Sri Lanka is desperately in need of foreign exchange today and this avenue of collecting Australian Pensions in Sri Lanka is one sure way of earning such valuable foreign exchange.
This issue deserves to be treated as a matter of utmost urgency by the Ministry of Foreign Affairs in the best interest of Sri Lanka.
Senaka Weeraratna Via email
Make dual citizens in SL feel more welcome
Dual citizens who retire back in
Sri Lanka are a good source of Forex as their retirement savings and monthly pensions etc., are in hard currency. So while pleading for foreign tourists and other sundry foreigners to come here, are the dual citizens who are already in Sri Lanka feeling welcome? Unfortunately not.

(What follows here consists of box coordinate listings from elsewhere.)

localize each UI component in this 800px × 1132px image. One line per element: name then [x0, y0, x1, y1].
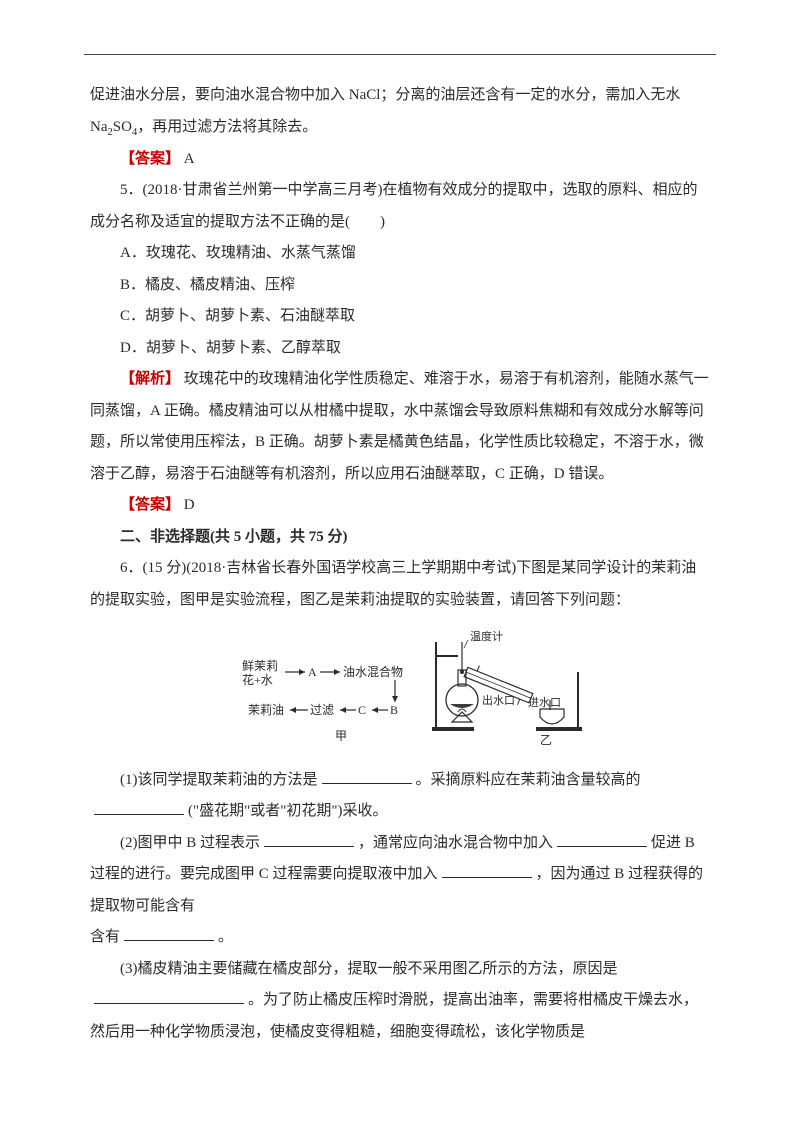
- intro-text-2: ，再用过滤方法将其除去。: [137, 119, 317, 135]
- q6-2-d2: 含有: [90, 929, 120, 945]
- section-2-title: 二、非选择题(共 5 小题，共 75 分): [90, 522, 710, 554]
- q6-1-b: 。采摘原料应在茉莉油含量较高的: [416, 772, 641, 788]
- q5-option-c: C．胡萝卜、胡萝卜素、石油醚萃取: [90, 301, 710, 333]
- blank-5[interactable]: [442, 862, 532, 878]
- q5-option-d: D．胡萝卜、胡萝卜素、乙醇萃取: [90, 333, 710, 365]
- fig-jasmine-oil: 茉莉油: [248, 703, 284, 717]
- blank-6[interactable]: [124, 925, 214, 941]
- page-top-rule: [84, 54, 716, 55]
- figure-svg: 鲜茉莉花+水 A 油水混合物 茉莉油 过滤 C B: [200, 622, 600, 752]
- q6-1-a: (1)该同学提取茉莉油的方法是: [120, 772, 318, 788]
- fig-node-c: C: [358, 703, 366, 717]
- blank-4[interactable]: [557, 831, 647, 847]
- fig-mixture: 油水混合物: [343, 664, 403, 679]
- answer-label-2: 【答案】: [120, 497, 180, 513]
- fig-filter: 过滤: [310, 703, 334, 717]
- q6-3-line2: 。为了防止橘皮压榨时滑脱，提高出油率，需要将柑橘皮干燥去水，然后用一种化学物质浸…: [90, 985, 710, 1048]
- answer-label-1: 【答案】: [120, 151, 180, 167]
- q6-2-e: 。: [218, 929, 233, 945]
- q5-option-a: A．玫瑰花、玫瑰精油、水蒸气蒸馏: [90, 238, 710, 270]
- figure: 鲜茉莉花+水 A 油水混合物 茉莉油 过滤 C B: [90, 622, 710, 765]
- fig-node-a: A: [308, 665, 317, 679]
- blank-2[interactable]: [94, 799, 184, 815]
- fig-left-in-line: 鲜茉莉: [242, 659, 278, 673]
- answer-1: 【答案】 A: [90, 144, 710, 176]
- q6-3-a: (3)橘皮精油主要储藏在橘皮部分，提取一般不采用图乙所示的方法，原因是: [120, 961, 618, 977]
- blank-1[interactable]: [322, 768, 412, 784]
- q5-stem: 5．(2018·甘肃省兰州第一中学高三月考)在植物有效成分的提取中，选取的原料、…: [90, 175, 710, 238]
- intro-continuation: 促进油水分层，要向油水混合物中加入 NaCl；分离的油层还含有一定的水分，需加入…: [90, 80, 710, 144]
- explain-label: 【解析】: [120, 371, 180, 387]
- answer-value-1: A: [180, 151, 195, 167]
- q6-3: (3)橘皮精油主要储藏在橘皮部分，提取一般不采用图乙所示的方法，原因是: [90, 954, 710, 986]
- blank-7[interactable]: [94, 988, 244, 1004]
- q5-explanation: 【解析】 玫瑰花中的玫瑰精油化学性质稳定、难溶于水，易溶于有机溶剂，能随水蒸气一…: [90, 364, 710, 490]
- blank-3[interactable]: [264, 831, 354, 847]
- q6-2: (2)图甲中 B 过程表示，通常应向油水混合物中加入促进 B 过程的进行。要完成…: [90, 828, 710, 923]
- fig-node-b: B: [390, 703, 398, 717]
- fig-caption-right: 乙: [540, 733, 552, 747]
- q6-2-line2: 含有 。: [90, 922, 710, 954]
- q6-1-line2: ("盛花期"或者"初花期")采收。: [90, 796, 710, 828]
- fig-caption-left: 甲: [335, 729, 347, 743]
- q5-option-b: B．橘皮、橘皮精油、压榨: [90, 270, 710, 302]
- q6-2-b: ，通常应向油水混合物中加入: [358, 835, 553, 851]
- fig-inlet-label: 进水口: [528, 696, 561, 709]
- fig-left-input: 鲜茉莉花+水: [242, 659, 278, 687]
- q6-1: (1)该同学提取茉莉油的方法是 。采摘原料应在茉莉油含量较高的: [90, 765, 710, 797]
- intro-so: SO: [113, 119, 132, 135]
- q6-2-a: (2)图甲中 B 过程表示: [120, 835, 260, 851]
- fig-outlet-label: 出水口: [482, 693, 515, 707]
- answer-value-2: D: [180, 497, 195, 513]
- q6-1-c: ("盛花期"或者"初花期")采收。: [188, 803, 387, 819]
- q6-stem: 6．(15 分)(2018·吉林省长春外国语学校高三上学期期中考试)下图是某同学…: [90, 553, 710, 616]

They have to undergo bureaucratic processes that other citizens do not have to:
- They have to obtain a new ID card as if they never had one before and this involves several steps which can be very tedious and time-consuming.
- Once the new NIC is obtained, they have to go to each institution that has the old ID number on record to change it to the new one
- The passport issued to dual citizens is valid only for five years, compared to ten for other citizens
- Once their hard-earned Forex is deposited in a bank, various rules become applicable that thwart the free use of their own money. Dual citizens are accustomed to using their funds as they please in host countries.
I hope that someone in authority will see this letter and make the necessary changes. It will encourage more professional expatriates who are now retired in foreign lands to return to Mother Lanka bringing with them their savings and pensions that will provide a steady stream of Forex to this country.